Geschrieben von MobyDuck am 23.08.2005 um 22:27:
| Zitat: |
| Schade, wäre interessant gewesen. |
|
Finde ich auch. Mit dem Thema durfte ich mich ja ausgiebig bei der *-Versicherung rumschlagen. Wenn auch nicht aus IT-Sicht. Allerdings kann ich mich noch sehr gut an unsere IT'ler erinnern, wenn sie von Kunden zurück kamen. Die brauchten in aller Regel erst mal nen starken Kaffee.
Geschrieben von DerBilk am 23.08.2005 um 22:35:
Nun denn, werde ich mal ein paar Stichpunkte nennen, ohne Anspruch auf Vollständigkeit...
Client-Update über SUS (WSUS)Server
(sofern es sich nicht um die alten NT4-Überbleibsel handelt)
Der 'normale' Benutzer hat auch nur Benutzerrechte
Zugriffsregelung (wer darf sich an welchem Rechner überhaupt anmelden) über OUs im ActiveDirectory
Mailverkehr:
- Malwarescan am Gateway und ExchangeServer mit unterschiedlichen Produkten
- grundsätzliche Quarantänisierung von ausführbahren Dateien (auch Intern!)
- zentrale Spamerkennung und Filterung bzw. Markierung
Internet:
Contentfilterung
Wobei das natürlich nicht alles in meinen 'Kompetenzbereich' fällt. Nur um Missverständnisse vorzubeugen.
Ich habe sicher noch x genauso wichtige Punkte vergessen... Aber es ruft das Bett.

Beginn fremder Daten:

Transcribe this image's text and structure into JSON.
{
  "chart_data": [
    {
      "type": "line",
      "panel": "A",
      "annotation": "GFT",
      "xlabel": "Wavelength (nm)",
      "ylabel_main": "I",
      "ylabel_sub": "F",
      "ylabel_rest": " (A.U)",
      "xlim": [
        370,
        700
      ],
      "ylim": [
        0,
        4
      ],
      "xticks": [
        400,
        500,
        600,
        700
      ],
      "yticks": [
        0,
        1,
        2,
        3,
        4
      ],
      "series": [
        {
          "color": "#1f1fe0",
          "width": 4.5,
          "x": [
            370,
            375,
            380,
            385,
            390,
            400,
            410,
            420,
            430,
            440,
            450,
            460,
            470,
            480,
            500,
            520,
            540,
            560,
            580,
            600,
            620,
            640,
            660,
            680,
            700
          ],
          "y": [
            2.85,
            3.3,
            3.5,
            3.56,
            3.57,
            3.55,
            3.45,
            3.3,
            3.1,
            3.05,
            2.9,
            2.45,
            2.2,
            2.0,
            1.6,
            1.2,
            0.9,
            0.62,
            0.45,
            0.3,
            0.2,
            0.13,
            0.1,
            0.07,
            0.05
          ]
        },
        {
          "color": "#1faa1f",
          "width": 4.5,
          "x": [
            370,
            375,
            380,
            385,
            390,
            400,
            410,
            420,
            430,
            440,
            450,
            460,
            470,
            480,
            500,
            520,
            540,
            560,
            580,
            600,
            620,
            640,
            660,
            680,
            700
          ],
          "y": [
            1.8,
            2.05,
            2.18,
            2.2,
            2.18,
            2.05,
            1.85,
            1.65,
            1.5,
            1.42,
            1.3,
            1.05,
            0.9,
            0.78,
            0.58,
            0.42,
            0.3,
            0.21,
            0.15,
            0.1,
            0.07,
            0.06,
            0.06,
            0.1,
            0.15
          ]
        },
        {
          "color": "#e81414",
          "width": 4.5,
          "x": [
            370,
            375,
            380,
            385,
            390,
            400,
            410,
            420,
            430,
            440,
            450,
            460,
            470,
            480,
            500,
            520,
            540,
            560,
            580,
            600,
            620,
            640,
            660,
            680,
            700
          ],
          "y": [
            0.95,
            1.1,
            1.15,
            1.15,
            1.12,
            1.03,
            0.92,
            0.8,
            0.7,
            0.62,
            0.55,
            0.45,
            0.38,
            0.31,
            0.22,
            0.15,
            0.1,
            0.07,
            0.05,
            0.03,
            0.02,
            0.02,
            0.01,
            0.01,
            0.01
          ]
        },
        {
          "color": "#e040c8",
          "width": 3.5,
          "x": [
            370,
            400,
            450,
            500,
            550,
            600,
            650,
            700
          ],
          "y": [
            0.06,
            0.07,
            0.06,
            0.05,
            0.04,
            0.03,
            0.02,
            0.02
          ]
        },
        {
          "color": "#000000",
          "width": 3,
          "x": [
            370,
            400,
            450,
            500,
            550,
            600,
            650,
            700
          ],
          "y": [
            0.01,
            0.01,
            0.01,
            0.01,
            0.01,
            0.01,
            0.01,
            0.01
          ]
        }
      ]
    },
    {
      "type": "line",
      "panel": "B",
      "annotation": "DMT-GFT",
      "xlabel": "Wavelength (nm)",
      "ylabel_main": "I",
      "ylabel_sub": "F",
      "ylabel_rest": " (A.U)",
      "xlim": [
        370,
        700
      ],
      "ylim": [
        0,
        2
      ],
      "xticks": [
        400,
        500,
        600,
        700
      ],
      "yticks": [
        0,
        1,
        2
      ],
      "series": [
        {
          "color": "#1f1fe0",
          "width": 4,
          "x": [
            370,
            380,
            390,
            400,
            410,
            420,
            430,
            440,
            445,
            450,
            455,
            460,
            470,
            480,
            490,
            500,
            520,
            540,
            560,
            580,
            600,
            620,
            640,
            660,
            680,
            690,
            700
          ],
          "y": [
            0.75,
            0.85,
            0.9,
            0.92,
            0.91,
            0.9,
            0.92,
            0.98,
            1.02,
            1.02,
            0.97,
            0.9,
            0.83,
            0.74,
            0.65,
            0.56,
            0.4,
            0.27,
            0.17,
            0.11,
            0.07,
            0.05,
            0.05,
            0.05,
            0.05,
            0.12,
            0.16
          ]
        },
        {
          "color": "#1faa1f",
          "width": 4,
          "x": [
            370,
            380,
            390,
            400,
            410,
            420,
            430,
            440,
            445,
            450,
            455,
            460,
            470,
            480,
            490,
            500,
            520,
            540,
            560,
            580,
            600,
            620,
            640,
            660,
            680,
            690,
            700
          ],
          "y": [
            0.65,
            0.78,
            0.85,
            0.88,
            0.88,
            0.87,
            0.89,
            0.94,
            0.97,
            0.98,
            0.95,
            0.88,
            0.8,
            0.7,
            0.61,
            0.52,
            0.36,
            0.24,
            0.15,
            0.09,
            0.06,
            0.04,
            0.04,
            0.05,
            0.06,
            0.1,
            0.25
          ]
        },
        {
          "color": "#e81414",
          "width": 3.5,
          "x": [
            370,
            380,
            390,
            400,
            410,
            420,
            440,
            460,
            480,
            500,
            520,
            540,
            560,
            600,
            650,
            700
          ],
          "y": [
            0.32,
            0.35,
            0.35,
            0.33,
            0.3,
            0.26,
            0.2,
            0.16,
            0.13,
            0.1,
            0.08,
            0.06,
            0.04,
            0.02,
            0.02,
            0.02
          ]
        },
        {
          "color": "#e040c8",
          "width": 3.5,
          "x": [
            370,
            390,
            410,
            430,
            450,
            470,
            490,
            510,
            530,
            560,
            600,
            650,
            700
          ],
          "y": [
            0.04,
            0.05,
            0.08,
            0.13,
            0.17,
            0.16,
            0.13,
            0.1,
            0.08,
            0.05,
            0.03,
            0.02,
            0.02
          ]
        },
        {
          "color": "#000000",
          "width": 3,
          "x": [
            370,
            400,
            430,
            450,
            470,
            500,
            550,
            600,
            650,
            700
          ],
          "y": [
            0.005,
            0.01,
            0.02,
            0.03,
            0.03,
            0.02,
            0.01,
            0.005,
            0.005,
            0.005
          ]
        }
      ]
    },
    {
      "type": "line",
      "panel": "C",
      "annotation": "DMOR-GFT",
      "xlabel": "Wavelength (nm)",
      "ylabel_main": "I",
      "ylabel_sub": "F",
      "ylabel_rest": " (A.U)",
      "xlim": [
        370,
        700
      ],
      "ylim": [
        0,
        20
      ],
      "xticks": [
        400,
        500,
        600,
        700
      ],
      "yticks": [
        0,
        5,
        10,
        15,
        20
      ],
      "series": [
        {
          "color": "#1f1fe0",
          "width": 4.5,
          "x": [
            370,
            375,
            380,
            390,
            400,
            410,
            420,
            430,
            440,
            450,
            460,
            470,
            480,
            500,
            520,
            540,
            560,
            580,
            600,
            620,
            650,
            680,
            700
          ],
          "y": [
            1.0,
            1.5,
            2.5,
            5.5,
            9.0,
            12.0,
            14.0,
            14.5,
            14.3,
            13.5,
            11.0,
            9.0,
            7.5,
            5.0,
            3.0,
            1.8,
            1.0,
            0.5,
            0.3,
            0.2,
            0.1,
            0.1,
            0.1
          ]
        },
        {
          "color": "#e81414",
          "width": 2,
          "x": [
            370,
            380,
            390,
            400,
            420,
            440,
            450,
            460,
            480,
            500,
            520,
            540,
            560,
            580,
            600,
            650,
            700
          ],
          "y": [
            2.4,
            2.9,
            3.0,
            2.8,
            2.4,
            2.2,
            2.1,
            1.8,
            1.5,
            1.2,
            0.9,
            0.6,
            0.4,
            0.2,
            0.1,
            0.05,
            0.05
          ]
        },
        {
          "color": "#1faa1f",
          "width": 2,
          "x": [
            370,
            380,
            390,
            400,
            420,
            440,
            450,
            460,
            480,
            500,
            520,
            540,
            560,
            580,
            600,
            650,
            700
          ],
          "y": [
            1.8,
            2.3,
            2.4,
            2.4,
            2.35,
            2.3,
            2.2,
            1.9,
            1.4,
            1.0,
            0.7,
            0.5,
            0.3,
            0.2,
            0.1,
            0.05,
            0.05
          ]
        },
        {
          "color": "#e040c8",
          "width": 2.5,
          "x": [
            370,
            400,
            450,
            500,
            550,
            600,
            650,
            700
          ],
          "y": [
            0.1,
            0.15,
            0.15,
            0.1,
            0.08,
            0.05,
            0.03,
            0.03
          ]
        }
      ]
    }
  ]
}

Geschrieben von dedie am 23.08.2005 um 22:41:
| Zitat: |
| - grundsätzliche Quarantänisierung von ausführbahren Dateien (auch Intern!) |
|
Gerade intern hab ich da schon so manche nette Entdeckung gemacht
Geschrieben von Bishop am 23.08.2005 um 22:47:
RE: Neue Zotob-Variante
| Zitat: |
Due to the ability of the remote user to perform so many different actions on the computer, including installation of applications, it is highly recommended that compromised computers be completely reinstalled. |
|
Es ist soweit, sie haben es zugegeben.
Geschrieben von Hertener am 23.08.2005 um 23:27:
MD, Dein Link von 21:57 funktioniert nicht.
Ansonsten eine sehr interessante Unterhaltung.